Nos ha tocado la lotería. Ahora somos más ricos, me refiero a la media; aunque en estos casos la media aritmética es poco respetuosa con quienes no han visto un duro. (Si hay dos individuos –dicen–, y uno de ellos se come dos pollos y el otro ninguno, la media indicará que ha comido un pollo cada uno.) Y mira por dónde, la Iglesia, que por mandato cristiano (“vende todo lo que tienes y dalo a los pobres”) es quien debe alertarnos sobre los peligros de acumular riquezas y de los egoísmos y demás vicios que despierta el dinero en las personas, ha sido foco principal de distribución de millones en el pueblo, que, por otra parte, desde mi pobre concepto mundano de la existencia, pienso que bienvenidos sean.

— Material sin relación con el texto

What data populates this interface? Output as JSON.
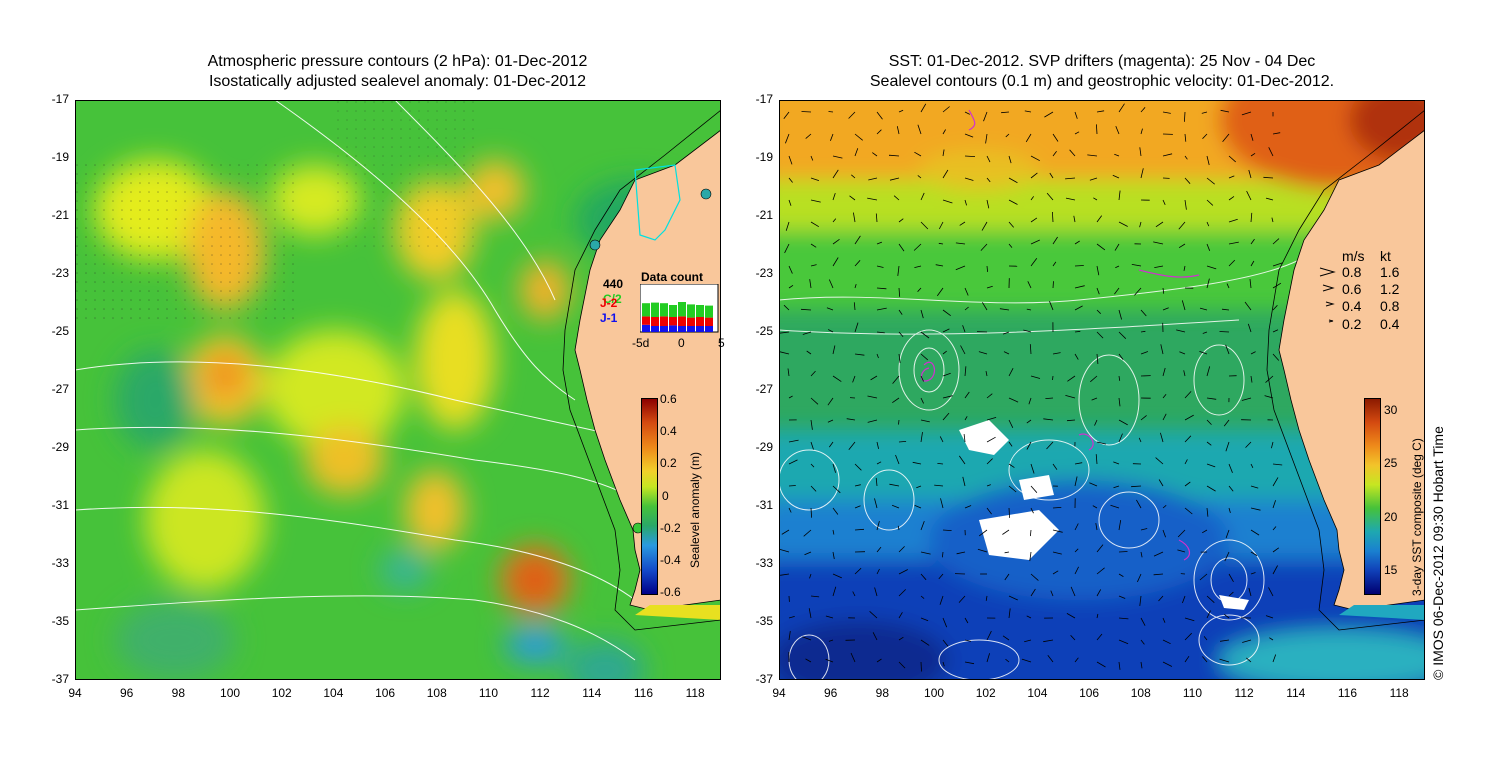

Ahora tenemos más perras aún. Y podemos comprar muchas más cosas. Obtener más bienes de consumo, realizar más inversiones, gozar más y mejor del ocio, o, simplemente, adquirir estatus social mediante signos de ostentación, y, de paso, olvidarnos de lo pobres que éramos no hace muchos años. O, de lo vergonzosamente pobres que llegamos a ser hace algunos más, cuando teníamos que emigrar al extranjero con nuestras caspas y nuestro estigma de subdesarrollo (¡espagnol: merde!, nos decían los franchutes), y éramos los seres más resignados del mundo, y volvíamos luego, de allende los Pirineos, con aquellos viejos automóviles cargados de productos que aquí no se encontraban normalmente, lo mismo, lo mismo que ahora vemos a los moros (ninguna palabra es ofensiva si se le concede a toda persona igual dignidad que a uno mismo) camino de Algeciras. Y resulta gracioso, cuando menos, que haya sido la propia Iglesia, la que supuestamente debería conducirnos al Reino de los Cielos, la que nos aleje de Él por la vía de la riqueza (“más fácil pasará un camello por el ojo de una aguja...”, ya lo saben, ¿no?; es que Jesucristo era un hombre que hablaba como Dios).

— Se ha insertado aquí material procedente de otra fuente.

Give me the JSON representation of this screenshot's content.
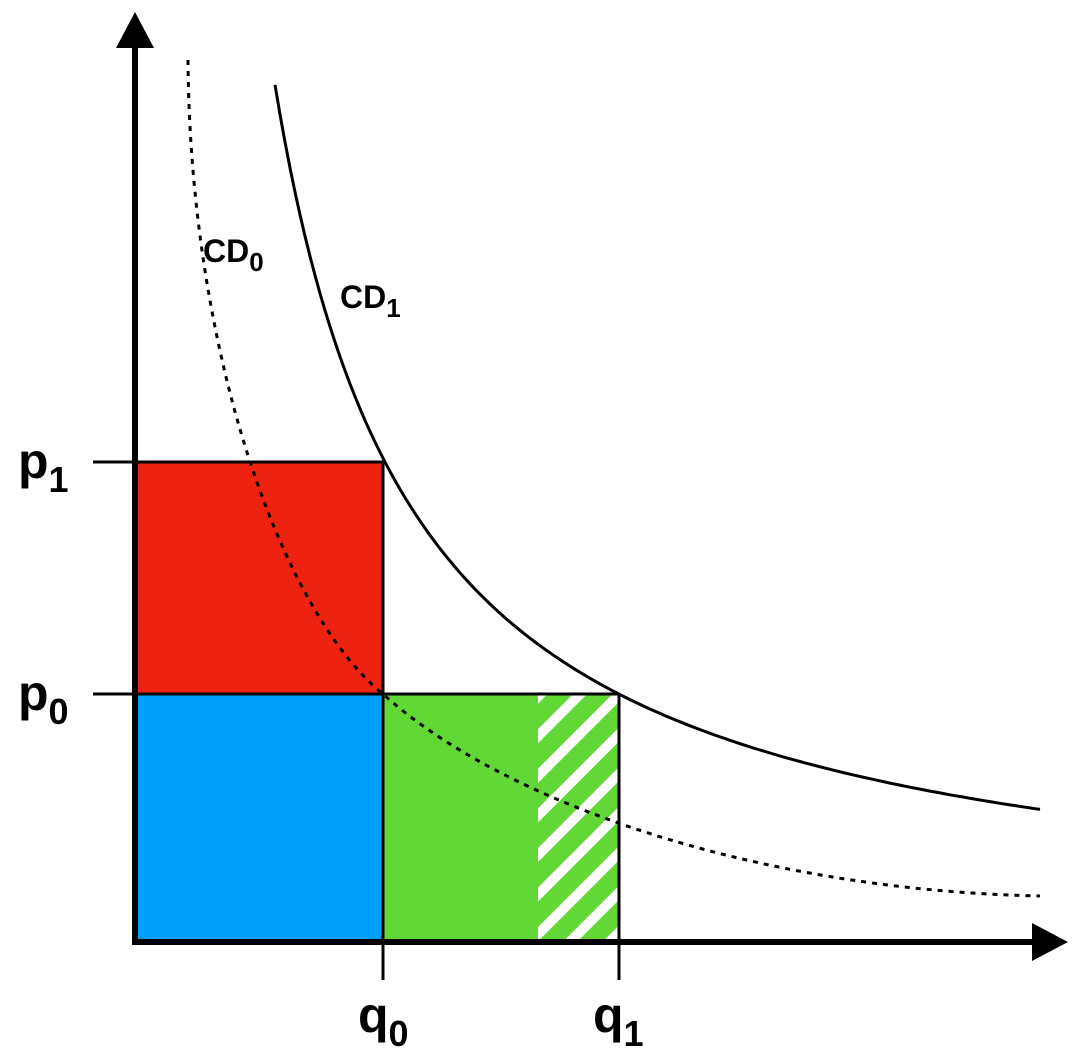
{
  "y_labels": [
    {
      "text": "p",
      "sub": "1"
    },
    {
      "text": "p",
      "sub": "0"
    }
  ],
  "x_labels": [
    {
      "text": "q",
      "sub": "0"
    },
    {
      "text": "q",
      "sub": "1"
    }
  ],
  "curves": [
    {
      "text": "CD",
      "sub": "0"
    },
    {
      "text": "CD",
      "sub": "1"
    }
  ]
}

¡Vaya papeleta!, ahora tenemos otro quebradero de cabeza: colocarlas en el mercado negro de los defraudadores del capital. ‘En tal entidad dicen que ofrecen tanto’, ‘fulano conoce a un intermediario que paga cuanto’, etc. (porque, claro, en este país, las cifras del PIB están muy por debajo de la realidad, y hay cantidades ingentes de dinero negro esperando estos subterfugios para salir a la luz sin pagar impuesto). Y nosotros, de pronto, no sabemos qué hacer con la dichosa papeleta, y nos entra desazón por no haber comprado más que una (“yo siempre compro diez”, nos dice un listo: “yo una, jamás”), y se nos despierta entonces la codicia que llevábamos dormida tantos años. Y la envidia por los siete kilos del vecino, que ya se ha pedido un Audi. Y la avaricia, pues aún nos sabe a poco. Y nos entran ganas ahora de comprar participaciones de todos los sorteos.
Y en éstas va la Iglesia y pide (de suyo es pedir; si no de dónde, iba ella a poseer tantísimo patrimonio, aún después de Mendizábal). La Iglesia opina que no estaría mal que los “nuevos millonarios” aflojen un poco el bolsillo. Un pequeño diezmo, al menos, en justa reciprocidad por la suerte repartida. Pero ¡hombres de Dios! –digo yo–, ¿no recuerdan el pasaje evangélico del ‘joven rico’?, si cuanto más se tiene, más se quiere. Ay, pero se ve que lo han olvidado. Hasta han olvidado que las directrices romanas, en su catecismo de hace sólo seis o siete años (cito de memoria siempre), ‘aconsejaban’ a los católicos no participar en los juegos de azar (¿hay algún tipo de reparto más insolidario?).
En fin, a quien Dios se la dé San Pedro de la bendiga. Ah, pienso y espero que por lo antedicho nadie se vaya a rasgar la camisa. Pero si a alguien produjera el más leve escozorcillo: mis sinceras disculpas, de este humilde terrenal que admite estar hecho de la misma sustancia que las plantas y las estrellas. Y al que también le ha tocado.